Congress Passes Modified Child Support Hold Harmless Provision

The hold harmless provision of Title IV of the Social Security Act was a federal guarantee to states of the right to retain as the state's share of child support collections, an amount equal to the amount of child support collected and retained in 1995. The provision applied when a state's current level of retained child support fell below the amount retained in 1995. It was intended to ensure that this source of child support funding would not be affected by declining welfare caseloads. Only states that have dramatically reduced their welfare caseloads would be likely to be affected by any changes in the hold harmless provisions.

The Foster Care Independence Act of 1999, which was passed by Congress prior to adjournment on November 18, contains a section that will fund the bill through cuts in child support funds that narrow the hold harmless funding guarantee.
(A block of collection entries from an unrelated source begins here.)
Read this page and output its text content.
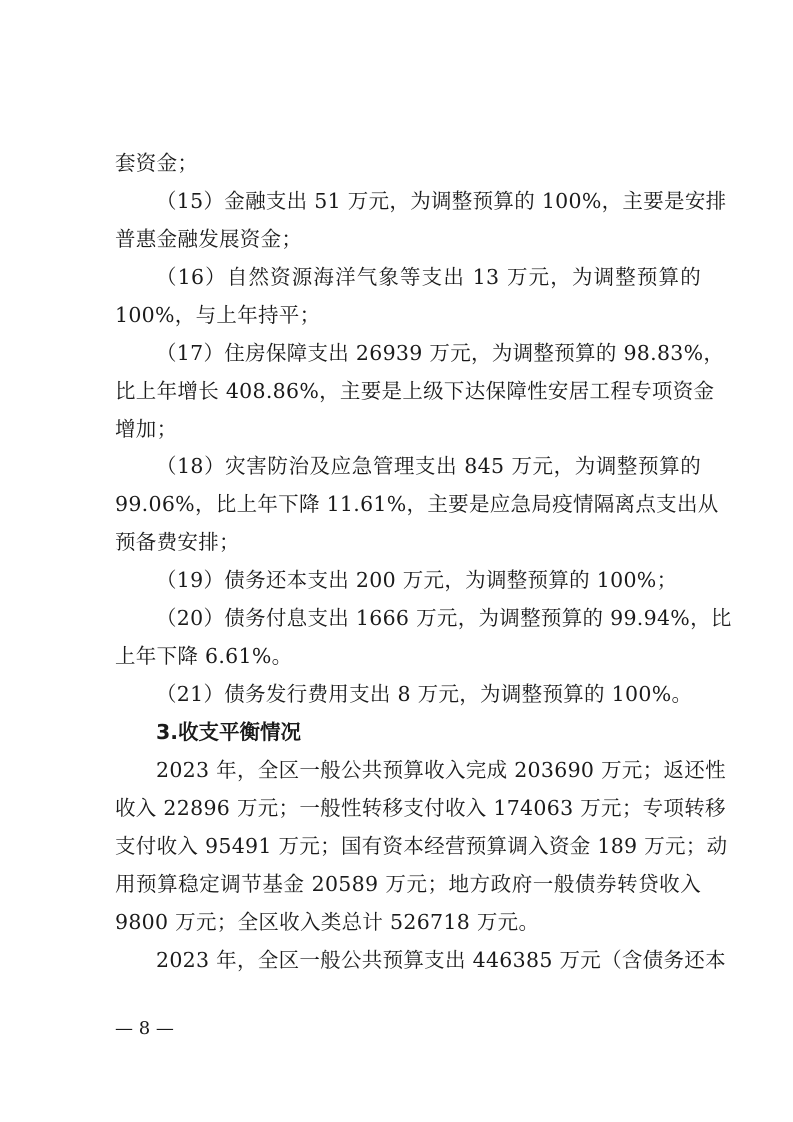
套资金；
（15）金融支出 51 万元，为调整预算的 100%，主要是安排
普惠金融发展资金；
（16）自然资源海洋气象等支出 13 万元，为调整预算的
100%，与上年持平；
（17）住房保障支出 26939 万元，为调整预算的 98.83%，
比上年增长 408.86%，主要是上级下达保障性安居工程专项资金
增加；
（18）灾害防治及应急管理支出 845 万元，为调整预算的
99.06%，比上年下降 11.61%，主要是应急局疫情隔离点支出从
预备费安排；
（19）债务还本支出 200 万元，为调整预算的 100%；
（20）债务付息支出 1666 万元，为调整预算的 99.94%，比
上年下降 6.61%。
（21）债务发行费用支出 8 万元，为调整预算的 100%。
3.收支平衡情况
2023 年，全区一般公共预算收入完成 203690 万元；返还性
收入 22896 万元；一般性转移支付收入 174063 万元；专项转移
支付收入 95491 万元；国有资本经营预算调入资金 189 万元；动
用预算稳定调节基金 20589 万元；地方政府一般债券转贷收入
9800 万元；全区收入类总计 526718 万元。
2023 年，全区一般公共预算支出 446385 万元（含债务还本
— 8 —
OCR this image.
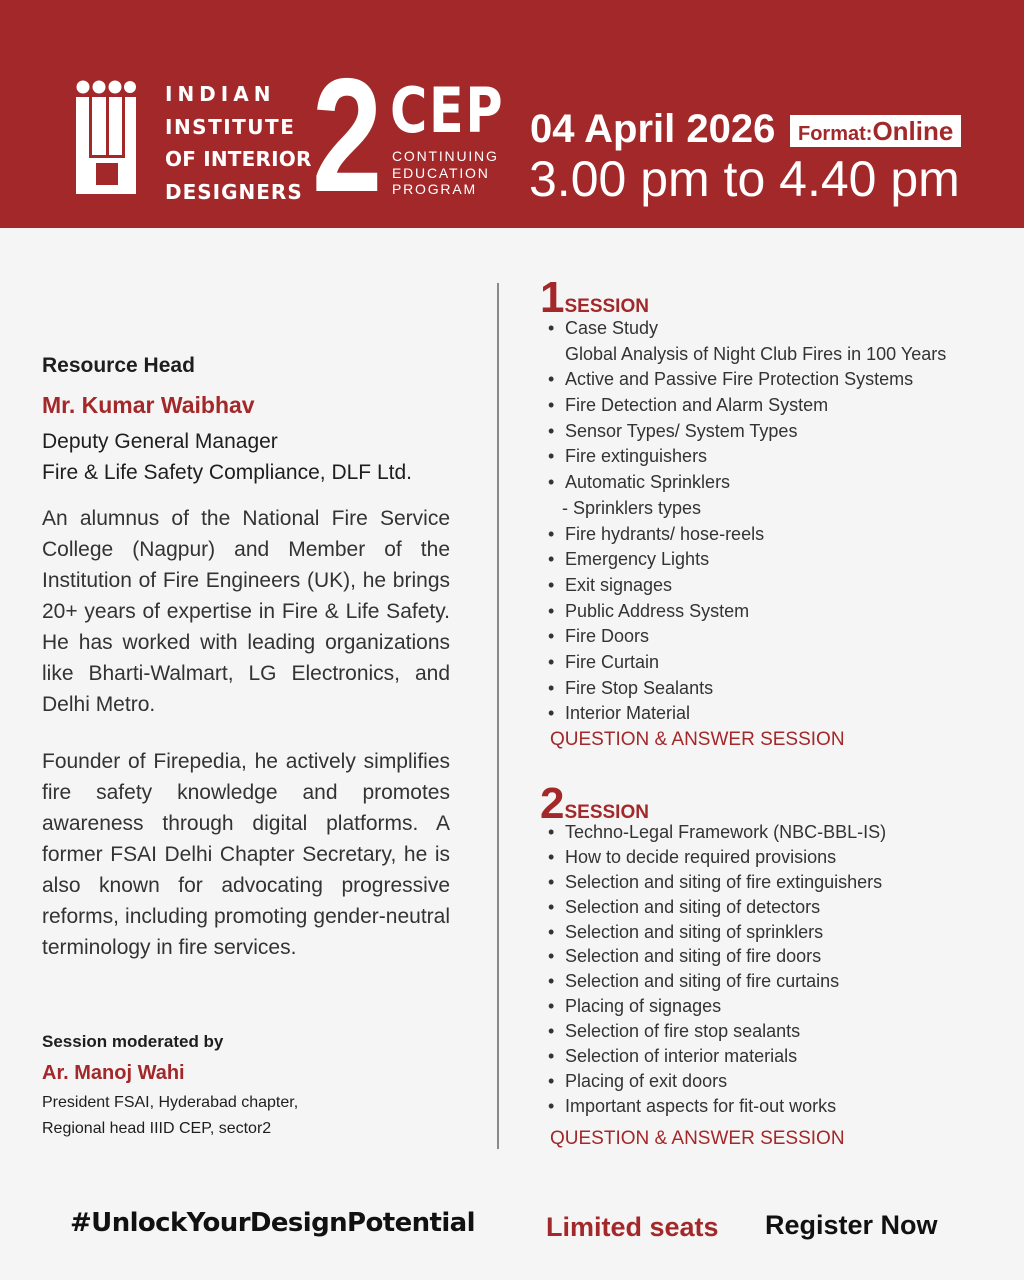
INDIAN
INSTITUTE
OF INTERIOR
DESIGNERS 2 CEP
CONTINUING
EDUCATION
PROGRAM
04 April 2026	Format:Online
3.00 pm to 4.40 pm
Resource Head
Mr. Kumar Waibhav
Deputy General Manager
Fire & Life Safety Compliance, DLF Ltd.

An alumnus of the National Fire Service College (Nagpur) and Member of the Institution of Fire Engineers (UK), he brings 20+ years of expertise in Fire & Life Safety. He has worked with leading organizations like Bharti-Walmart, LG Electronics, and Delhi Metro.

Founder of Firepedia, he actively simplifies fire safety knowledge and promotes awareness through digital platforms. A former FSAI Delhi Chapter Secretary, he is also known for advocating progressive reforms, including promoting gender-neutral terminology in fire services.

Session moderated by
Ar. Manoj Wahi
President FSAI, Hyderabad chapter,
Regional head IIID CEP, sector2
1SESSION
• Case Study
Global Analysis of Night Club Fires in 100 Years
• Active and Passive Fire Protection Systems
• Fire Detection and Alarm System
• Sensor Types/ System Types
• Fire extinguishers
• Automatic Sprinklers
- Sprinklers types
• Fire hydrants/ hose-reels
• Emergency Lights
• Exit signages
• Public Address System
• Fire Doors
• Fire Curtain
• Fire Stop Sealants
• Interior Material
QUESTION & ANSWER SESSION
2SESSION
• Techno-Legal Framework (NBC-BBL-IS)
• How to decide required provisions
• Selection and siting of fire extinguishers
• Selection and siting of detectors
• Selection and siting of sprinklers
• Selection and siting of fire doors
• Selection and siting of fire curtains
• Placing of signages
• Selection of fire stop sealants
• Selection of interior materials
• Placing of exit doors
• Important aspects for fit-out works
QUESTION & ANSWER SESSION
#UnlockYourDesignPotential	Limited seats Register Now
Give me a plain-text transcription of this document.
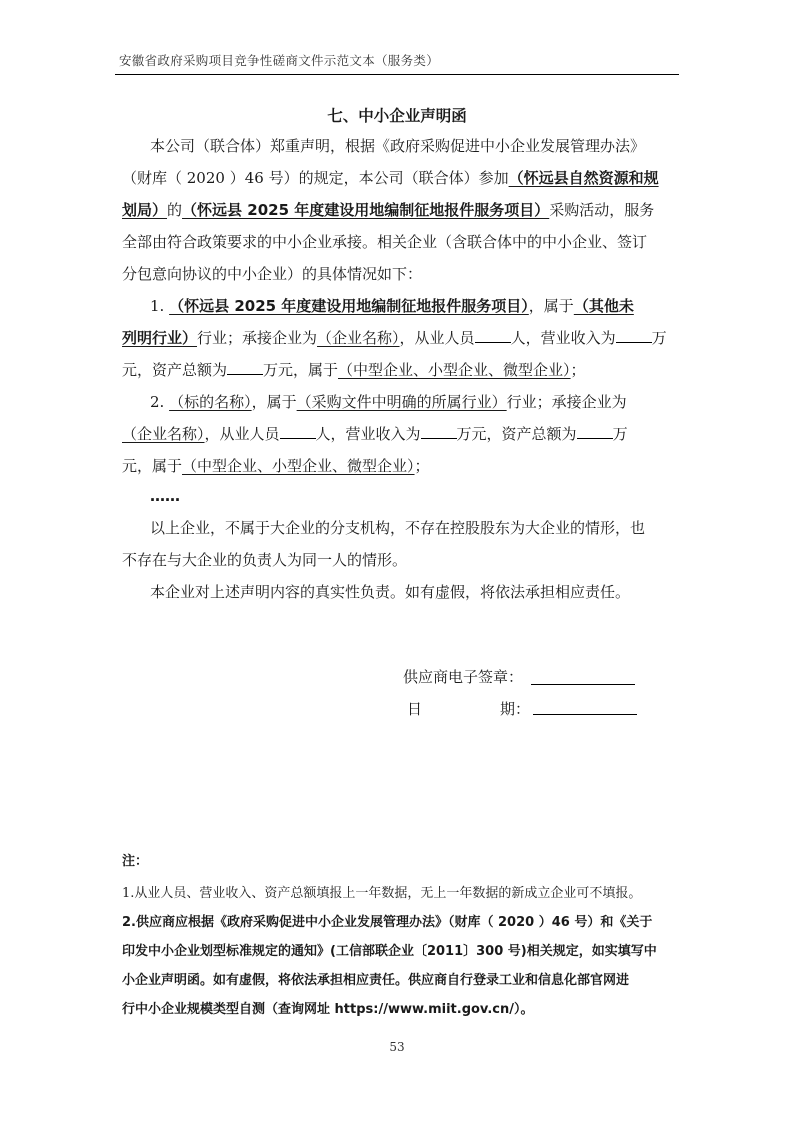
安徽省政府采购项目竞争性磋商文件示范文本（服务类）
七、中小企业声明函
本公司（联合体）郑重声明，根据《政府采购促进中小企业发展管理办法》
（财库（ 2020 ）46 号）的规定，本公司（联合体）参加（怀远县自然资源和规
划局）的（怀远县 2025 年度建设用地编制征地报件服务项目）采购活动，服务
全部由符合政策要求的中小企业承接。相关企业（含联合体中的中小企业、签订
分包意向协议的中小企业）的具体情况如下：
1. （怀远县 2025 年度建设用地编制征地报件服务项目），属于（其他未
列明行业）行业；承接企业为（企业名称），从业人员 人，营业收入为 万
元，资产总额为 万元，属于（中型企业、小型企业、微型企业）；
2. （标的名称），属于（采购文件中明确的所属行业）行业；承接企业为
（企业名称），从业人员 人，营业收入为 万元，资产总额为 万
元，属于（中型企业、小型企业、微型企业）；
……
以上企业，不属于大企业的分支机构，不存在控股股东为大企业的情形，也
不存在与大企业的负责人为同一人的情形。
本企业对上述声明内容的真实性负责。如有虚假，将依法承担相应责任。
供应商电子签章：
日	期：
注：
1.从业人员、营业收入、资产总额填报上一年数据，无上一年数据的新成立企业可不填报。
2.供应商应根据《政府采购促进中小企业发展管理办法》（财库（ 2020 ）46 号）和《关于
印发中小企业划型标准规定的通知》(工信部联企业〔2011〕300 号)相关规定，如实填写中
小企业声明函。如有虚假，将依法承担相应责任。供应商自行登录工业和信息化部官网进
行中小企业规模类型自测（查询网址 https://www.miit.gov.cn/）。
53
An earlier version of the bill, passed in the House, would have repealed the provision entirely, reducing state child support funds for 21 states by approximately $190 million over 5 years. In its final version, however, the House and Senate agreed to a narrowing of the provision in which states that pass through and disregard 80% of current support payments to families on assistance or that pass through child support collected through a tax intercept to families formerly on assistance would still qualify for 50% of the funds guaranteed under the hold harmless provision. The limitations may serve as an incentive to some states to pass through child support payments; estimates are that under current state policy, two states would benefit from the modified hold harmless guarantee, but as welfare caseloads continue to decline, more states may be subject to the new provision.

Child Support Enforcement Contempt Procedures Violate Due Process Rights

On September 30, 1999, a U.S. District Court in Eastern Michigan issued a declaration stating that the Wayne County child support enforcement use of pre-printed, pre-signed forms for both "orders to show cause", and bench warrants for the arrest of persons delinquent in child support payments without the review and the actual signature of a Circuit Court Judge violate that person's Fourth Amendment rights to due process. The decision is said to represent the first case in which a federal court has reviewed state proceedings in this area in regard to violations of federal constitutional rights, and recognized the existence of a federally protected constitutional liberty interest.

The declaration states that when the pre-printed orders to show cause and bench warrants for a person's arrest are issued against a person, that person is facing a loss of liberty which the state cannot impose without notice and a meaningful opportunity to defend.